Walking along the edge of the pond I heard a new-to-my-ears sound, an odd sort of mewing, repeated over and over again. What could that be? I snuck along as quiet as could be following the sound. To my amazement, it was a pair of Muskrats cavorting in the reeds, and they were courting and mating!!! You can just barely make out two together in the photo with the dense reeds, too dense to get a good photo, but not too dense to see what they were up to.
A female Muskrat is ready to breed at only one year of age. The breeding season lasts from March through August. A pair will mate while partially submerged, or on water-logged debris above the surface (where our little pair was mating). She may have 2-3 litters per year, with an average of 6 to 8 kits per litter.

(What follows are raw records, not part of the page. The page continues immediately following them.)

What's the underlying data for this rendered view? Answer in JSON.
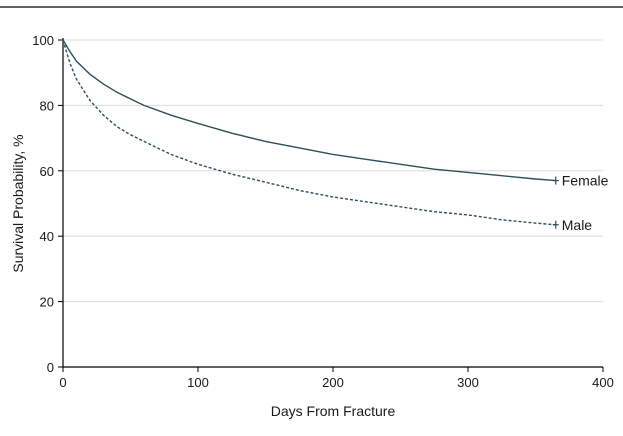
{
  "chart_data": {
    "type": "line",
    "title": "",
    "xlabel": "Days From Fracture",
    "ylabel": "Survival Probability, %",
    "xlim": [
      0,
      400
    ],
    "ylim": [
      0,
      100
    ],
    "xticks": [
      0,
      100,
      200,
      300,
      400
    ],
    "yticks": [
      0,
      20,
      40,
      60,
      80,
      100
    ],
    "grid": "horizontal",
    "legend": "inline labels at line ends",
    "series": [
      {
        "name": "Female",
        "style": "solid",
        "color": "#2f4f5a",
        "x": [
          0,
          5,
          10,
          20,
          30,
          40,
          50,
          60,
          80,
          100,
          125,
          150,
          175,
          200,
          225,
          250,
          275,
          300,
          325,
          350,
          365
        ],
        "y": [
          100,
          96.5,
          93.5,
          89.5,
          86.5,
          84,
          82,
          80,
          77,
          74.5,
          71.5,
          69,
          67,
          65,
          63.5,
          62,
          60.5,
          59.5,
          58.5,
          57.5,
          57
        ]
      },
      {
        "name": "Male",
        "style": "dashed",
        "color": "#2f4f5a",
        "x": [
          0,
          5,
          10,
          20,
          30,
          40,
          50,
          60,
          80,
          100,
          125,
          150,
          175,
          200,
          225,
          250,
          275,
          300,
          325,
          350,
          365
        ],
        "y": [
          100,
          93,
          88,
          81.5,
          77,
          73.5,
          71,
          69,
          65,
          62,
          59,
          56.5,
          54,
          52,
          50.5,
          49,
          47.5,
          46.5,
          45,
          44,
          43.5
        ]
      }
    ]
  }
}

Lest folks worry the pond will become overrun with Muskrats, they are a relatively short-lived mammal and have many, many predators including Snapping Turtles, large fish, Eastern Coyotes, Red and Gray Foxes, Weasels, River Otters, Bobcats, Great Horned Owls, and Northern Harriers. But their chief enemy are Minks and Raccoons.
For our reader’s general information, Muskrats are easy to distinguish from Beavers. They are about a tenth the size; Muskrats weigh 1 to 4 pounds whereas Beavers weighs 30 pounds or more. The muskrat’s tail is not large large and flat, but slender and elongated.